By Gregg Wallis
LOS ANGELES—This year’s ALIS Conference included a session entitled “The Numbers—What Are We Dealing With & Where Are We Headed?” Leading economic researchers took a look at the industry and presented their findings. Here is a look at what they said.
Carter Wilson, VP of consulting and analytics, STR
According to Carter Wilson, VP of consulting and analytics at STR, 2017 was a great year for the hotel economy. “The hotel economy is very dependent on the overall economy,” he said. “Right now, all of the indicators are very solid. We are looking at low unemployment, strong corporate earnings and moderate inflation levels, so it all played a key in 2017’s performance in the industry. Demand did outpace our estimate in 2017; a lot of that was due to the third and fourth quarters with the impact of the hurricanes and the wildfires. The industry continues to perform at all-time record levels according to every single metric.”
Cindy Estis Green, CEO and co-founder, Kalibri Labs LLC
Cindy Estis Green, CEO/co-founder of Kalibri Labs, took a look at hotel performance in the digital marketplace.

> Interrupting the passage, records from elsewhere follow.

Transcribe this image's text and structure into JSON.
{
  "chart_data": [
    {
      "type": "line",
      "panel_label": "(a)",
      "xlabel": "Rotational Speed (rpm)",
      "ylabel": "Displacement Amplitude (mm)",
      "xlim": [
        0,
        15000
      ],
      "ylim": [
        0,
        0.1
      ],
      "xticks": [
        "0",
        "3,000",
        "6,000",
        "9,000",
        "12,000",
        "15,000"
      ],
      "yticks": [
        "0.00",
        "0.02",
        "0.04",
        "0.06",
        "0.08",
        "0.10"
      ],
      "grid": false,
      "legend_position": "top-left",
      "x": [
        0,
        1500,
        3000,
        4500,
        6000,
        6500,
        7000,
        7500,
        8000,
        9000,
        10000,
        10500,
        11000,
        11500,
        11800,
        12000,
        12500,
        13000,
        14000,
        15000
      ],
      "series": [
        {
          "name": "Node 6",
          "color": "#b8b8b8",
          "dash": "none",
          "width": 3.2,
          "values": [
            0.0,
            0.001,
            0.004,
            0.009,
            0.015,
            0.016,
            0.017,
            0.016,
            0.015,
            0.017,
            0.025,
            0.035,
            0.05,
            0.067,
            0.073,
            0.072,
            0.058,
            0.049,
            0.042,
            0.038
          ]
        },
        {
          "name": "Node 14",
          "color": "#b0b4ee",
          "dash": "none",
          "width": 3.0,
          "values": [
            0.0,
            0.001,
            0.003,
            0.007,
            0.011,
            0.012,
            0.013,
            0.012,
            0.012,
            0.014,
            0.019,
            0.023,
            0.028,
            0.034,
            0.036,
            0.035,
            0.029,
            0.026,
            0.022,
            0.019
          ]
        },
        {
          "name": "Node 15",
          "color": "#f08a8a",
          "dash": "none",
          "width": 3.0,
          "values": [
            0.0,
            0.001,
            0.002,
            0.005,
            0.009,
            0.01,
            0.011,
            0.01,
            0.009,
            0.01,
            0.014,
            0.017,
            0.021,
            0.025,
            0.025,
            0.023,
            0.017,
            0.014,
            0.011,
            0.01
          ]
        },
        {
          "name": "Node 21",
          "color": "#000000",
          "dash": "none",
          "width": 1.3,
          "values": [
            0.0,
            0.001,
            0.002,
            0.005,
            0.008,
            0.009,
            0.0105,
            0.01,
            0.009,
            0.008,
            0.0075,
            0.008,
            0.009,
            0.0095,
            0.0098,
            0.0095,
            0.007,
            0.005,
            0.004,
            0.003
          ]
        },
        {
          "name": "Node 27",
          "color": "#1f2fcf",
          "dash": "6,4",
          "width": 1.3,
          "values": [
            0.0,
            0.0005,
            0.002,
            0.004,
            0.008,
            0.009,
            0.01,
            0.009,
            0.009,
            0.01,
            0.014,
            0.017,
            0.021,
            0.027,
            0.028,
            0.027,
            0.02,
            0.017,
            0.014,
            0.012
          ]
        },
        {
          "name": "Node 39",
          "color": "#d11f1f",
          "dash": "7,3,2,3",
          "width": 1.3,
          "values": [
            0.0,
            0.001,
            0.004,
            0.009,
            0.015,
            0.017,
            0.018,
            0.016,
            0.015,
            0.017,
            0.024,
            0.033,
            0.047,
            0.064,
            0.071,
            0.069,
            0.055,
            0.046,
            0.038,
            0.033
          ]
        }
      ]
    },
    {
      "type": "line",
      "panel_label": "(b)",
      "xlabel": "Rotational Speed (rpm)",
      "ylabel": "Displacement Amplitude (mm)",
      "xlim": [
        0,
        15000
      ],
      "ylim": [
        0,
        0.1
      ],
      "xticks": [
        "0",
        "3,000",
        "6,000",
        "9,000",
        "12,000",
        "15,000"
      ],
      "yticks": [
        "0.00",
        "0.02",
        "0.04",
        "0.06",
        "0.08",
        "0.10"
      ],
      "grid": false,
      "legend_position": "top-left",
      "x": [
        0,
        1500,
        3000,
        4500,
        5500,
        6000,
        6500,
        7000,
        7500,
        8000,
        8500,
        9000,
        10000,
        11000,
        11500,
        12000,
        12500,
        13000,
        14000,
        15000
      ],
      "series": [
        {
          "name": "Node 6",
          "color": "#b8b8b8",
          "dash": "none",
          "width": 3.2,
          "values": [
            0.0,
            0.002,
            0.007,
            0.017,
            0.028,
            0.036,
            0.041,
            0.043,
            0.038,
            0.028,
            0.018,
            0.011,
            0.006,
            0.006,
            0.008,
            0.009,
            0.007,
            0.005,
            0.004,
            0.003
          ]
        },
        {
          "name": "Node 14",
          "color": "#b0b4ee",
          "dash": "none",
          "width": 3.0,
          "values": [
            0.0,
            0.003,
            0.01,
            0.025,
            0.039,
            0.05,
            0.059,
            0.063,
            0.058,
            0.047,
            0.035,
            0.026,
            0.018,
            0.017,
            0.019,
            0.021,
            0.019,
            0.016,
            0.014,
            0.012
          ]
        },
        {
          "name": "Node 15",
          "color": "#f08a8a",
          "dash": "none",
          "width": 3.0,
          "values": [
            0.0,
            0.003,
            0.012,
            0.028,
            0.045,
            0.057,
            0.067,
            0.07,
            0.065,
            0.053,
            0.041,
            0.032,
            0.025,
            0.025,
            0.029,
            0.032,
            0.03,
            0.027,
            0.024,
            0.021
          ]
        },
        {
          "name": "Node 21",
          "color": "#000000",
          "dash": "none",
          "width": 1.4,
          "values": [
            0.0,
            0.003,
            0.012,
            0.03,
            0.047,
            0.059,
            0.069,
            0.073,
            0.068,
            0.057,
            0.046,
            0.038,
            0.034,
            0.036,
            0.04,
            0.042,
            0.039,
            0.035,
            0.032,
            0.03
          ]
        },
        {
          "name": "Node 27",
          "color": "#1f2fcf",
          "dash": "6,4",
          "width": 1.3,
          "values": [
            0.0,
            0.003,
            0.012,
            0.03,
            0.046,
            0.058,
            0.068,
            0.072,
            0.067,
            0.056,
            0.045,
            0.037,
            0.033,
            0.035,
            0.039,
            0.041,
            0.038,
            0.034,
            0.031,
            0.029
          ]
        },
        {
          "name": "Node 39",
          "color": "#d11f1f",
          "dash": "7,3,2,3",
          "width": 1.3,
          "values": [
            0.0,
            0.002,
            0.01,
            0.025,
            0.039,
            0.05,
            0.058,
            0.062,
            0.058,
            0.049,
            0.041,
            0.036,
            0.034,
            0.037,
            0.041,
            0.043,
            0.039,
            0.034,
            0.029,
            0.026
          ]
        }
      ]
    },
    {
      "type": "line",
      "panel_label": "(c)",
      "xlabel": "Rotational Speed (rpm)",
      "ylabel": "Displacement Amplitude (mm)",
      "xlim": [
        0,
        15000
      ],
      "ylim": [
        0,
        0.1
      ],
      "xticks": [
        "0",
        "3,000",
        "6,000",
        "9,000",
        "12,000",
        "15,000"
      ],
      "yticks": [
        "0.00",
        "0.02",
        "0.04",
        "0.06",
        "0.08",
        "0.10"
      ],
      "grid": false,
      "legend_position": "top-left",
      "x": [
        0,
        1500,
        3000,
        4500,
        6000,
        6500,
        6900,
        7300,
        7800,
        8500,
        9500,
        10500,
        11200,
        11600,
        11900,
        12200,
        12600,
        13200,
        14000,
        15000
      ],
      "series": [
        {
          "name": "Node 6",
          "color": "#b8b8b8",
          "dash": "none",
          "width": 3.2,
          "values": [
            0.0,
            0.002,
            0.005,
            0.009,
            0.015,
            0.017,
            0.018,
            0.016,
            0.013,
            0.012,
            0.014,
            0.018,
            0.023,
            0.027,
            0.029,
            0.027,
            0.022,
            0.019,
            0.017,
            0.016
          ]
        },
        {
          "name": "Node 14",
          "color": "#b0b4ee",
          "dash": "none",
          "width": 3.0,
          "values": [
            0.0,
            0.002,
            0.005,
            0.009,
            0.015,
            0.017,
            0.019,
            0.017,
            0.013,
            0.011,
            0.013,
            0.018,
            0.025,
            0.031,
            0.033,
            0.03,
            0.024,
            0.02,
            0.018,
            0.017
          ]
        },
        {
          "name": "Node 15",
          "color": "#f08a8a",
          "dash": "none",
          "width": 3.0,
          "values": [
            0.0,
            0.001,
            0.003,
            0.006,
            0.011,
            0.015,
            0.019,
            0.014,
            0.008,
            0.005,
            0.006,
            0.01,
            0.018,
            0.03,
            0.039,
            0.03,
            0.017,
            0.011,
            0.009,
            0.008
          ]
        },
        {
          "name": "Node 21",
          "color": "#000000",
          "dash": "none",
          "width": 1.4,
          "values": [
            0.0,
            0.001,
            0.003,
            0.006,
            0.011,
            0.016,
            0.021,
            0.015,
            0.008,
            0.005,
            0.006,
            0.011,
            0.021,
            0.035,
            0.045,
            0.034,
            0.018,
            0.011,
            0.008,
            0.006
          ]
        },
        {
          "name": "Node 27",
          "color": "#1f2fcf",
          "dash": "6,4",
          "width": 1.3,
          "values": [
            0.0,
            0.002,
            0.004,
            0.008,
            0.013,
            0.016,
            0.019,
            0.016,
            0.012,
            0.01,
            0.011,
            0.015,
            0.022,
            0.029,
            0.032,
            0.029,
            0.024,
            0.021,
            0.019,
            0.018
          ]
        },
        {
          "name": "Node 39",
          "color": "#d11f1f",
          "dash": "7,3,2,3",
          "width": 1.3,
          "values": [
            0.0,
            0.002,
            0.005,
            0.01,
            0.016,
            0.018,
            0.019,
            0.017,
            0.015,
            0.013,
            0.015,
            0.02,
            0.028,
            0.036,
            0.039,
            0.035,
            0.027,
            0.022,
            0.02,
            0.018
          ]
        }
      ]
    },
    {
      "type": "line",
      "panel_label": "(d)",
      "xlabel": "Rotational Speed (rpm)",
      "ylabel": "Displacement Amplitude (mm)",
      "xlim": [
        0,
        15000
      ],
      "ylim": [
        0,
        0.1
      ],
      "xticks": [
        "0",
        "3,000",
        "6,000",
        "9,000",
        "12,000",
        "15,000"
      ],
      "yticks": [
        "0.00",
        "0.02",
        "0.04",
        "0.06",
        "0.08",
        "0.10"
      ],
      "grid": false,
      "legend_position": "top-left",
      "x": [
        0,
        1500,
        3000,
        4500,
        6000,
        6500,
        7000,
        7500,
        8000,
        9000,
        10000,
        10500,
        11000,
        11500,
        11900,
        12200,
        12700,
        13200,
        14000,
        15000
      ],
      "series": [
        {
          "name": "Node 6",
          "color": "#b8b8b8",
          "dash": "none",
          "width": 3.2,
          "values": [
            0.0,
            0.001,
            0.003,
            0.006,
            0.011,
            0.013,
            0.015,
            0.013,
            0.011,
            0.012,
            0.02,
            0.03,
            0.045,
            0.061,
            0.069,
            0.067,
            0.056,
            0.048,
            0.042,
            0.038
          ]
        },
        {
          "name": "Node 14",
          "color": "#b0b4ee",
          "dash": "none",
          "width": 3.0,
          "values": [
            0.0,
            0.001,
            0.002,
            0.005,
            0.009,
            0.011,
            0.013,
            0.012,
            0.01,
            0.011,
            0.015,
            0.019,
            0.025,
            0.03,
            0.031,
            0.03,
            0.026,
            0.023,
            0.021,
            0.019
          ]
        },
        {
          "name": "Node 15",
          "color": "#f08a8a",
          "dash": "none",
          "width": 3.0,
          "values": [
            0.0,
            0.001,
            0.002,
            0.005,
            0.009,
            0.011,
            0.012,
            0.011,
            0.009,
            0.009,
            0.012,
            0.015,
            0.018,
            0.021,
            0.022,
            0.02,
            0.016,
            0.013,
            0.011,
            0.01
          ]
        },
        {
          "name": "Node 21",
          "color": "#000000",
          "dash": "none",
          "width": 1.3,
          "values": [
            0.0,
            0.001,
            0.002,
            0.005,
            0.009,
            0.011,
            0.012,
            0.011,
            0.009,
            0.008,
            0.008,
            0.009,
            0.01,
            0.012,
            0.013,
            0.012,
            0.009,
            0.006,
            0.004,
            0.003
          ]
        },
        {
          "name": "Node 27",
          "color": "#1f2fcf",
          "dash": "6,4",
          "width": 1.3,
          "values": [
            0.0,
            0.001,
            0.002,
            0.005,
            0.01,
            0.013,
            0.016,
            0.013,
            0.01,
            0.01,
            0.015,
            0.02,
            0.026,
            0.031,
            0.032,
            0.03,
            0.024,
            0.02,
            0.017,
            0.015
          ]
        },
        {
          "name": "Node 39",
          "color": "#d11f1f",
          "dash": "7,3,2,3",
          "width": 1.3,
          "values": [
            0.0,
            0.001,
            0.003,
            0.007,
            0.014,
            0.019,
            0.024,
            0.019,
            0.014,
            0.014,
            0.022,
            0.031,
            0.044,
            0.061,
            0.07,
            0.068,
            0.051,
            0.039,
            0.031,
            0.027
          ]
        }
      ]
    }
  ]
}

In 2017, the U.S. hotel industry had nearly twice as much business through its brand.com websites at 22.6%, compared to 13.6% booked through online travel agencies (OTAs). In spite of this difference, hotels are still challenged in managing costs of sales, with OTA commissions rising at three times the rate of guest paid revenue and twice the growth of loyalty costs, according to Estis Green.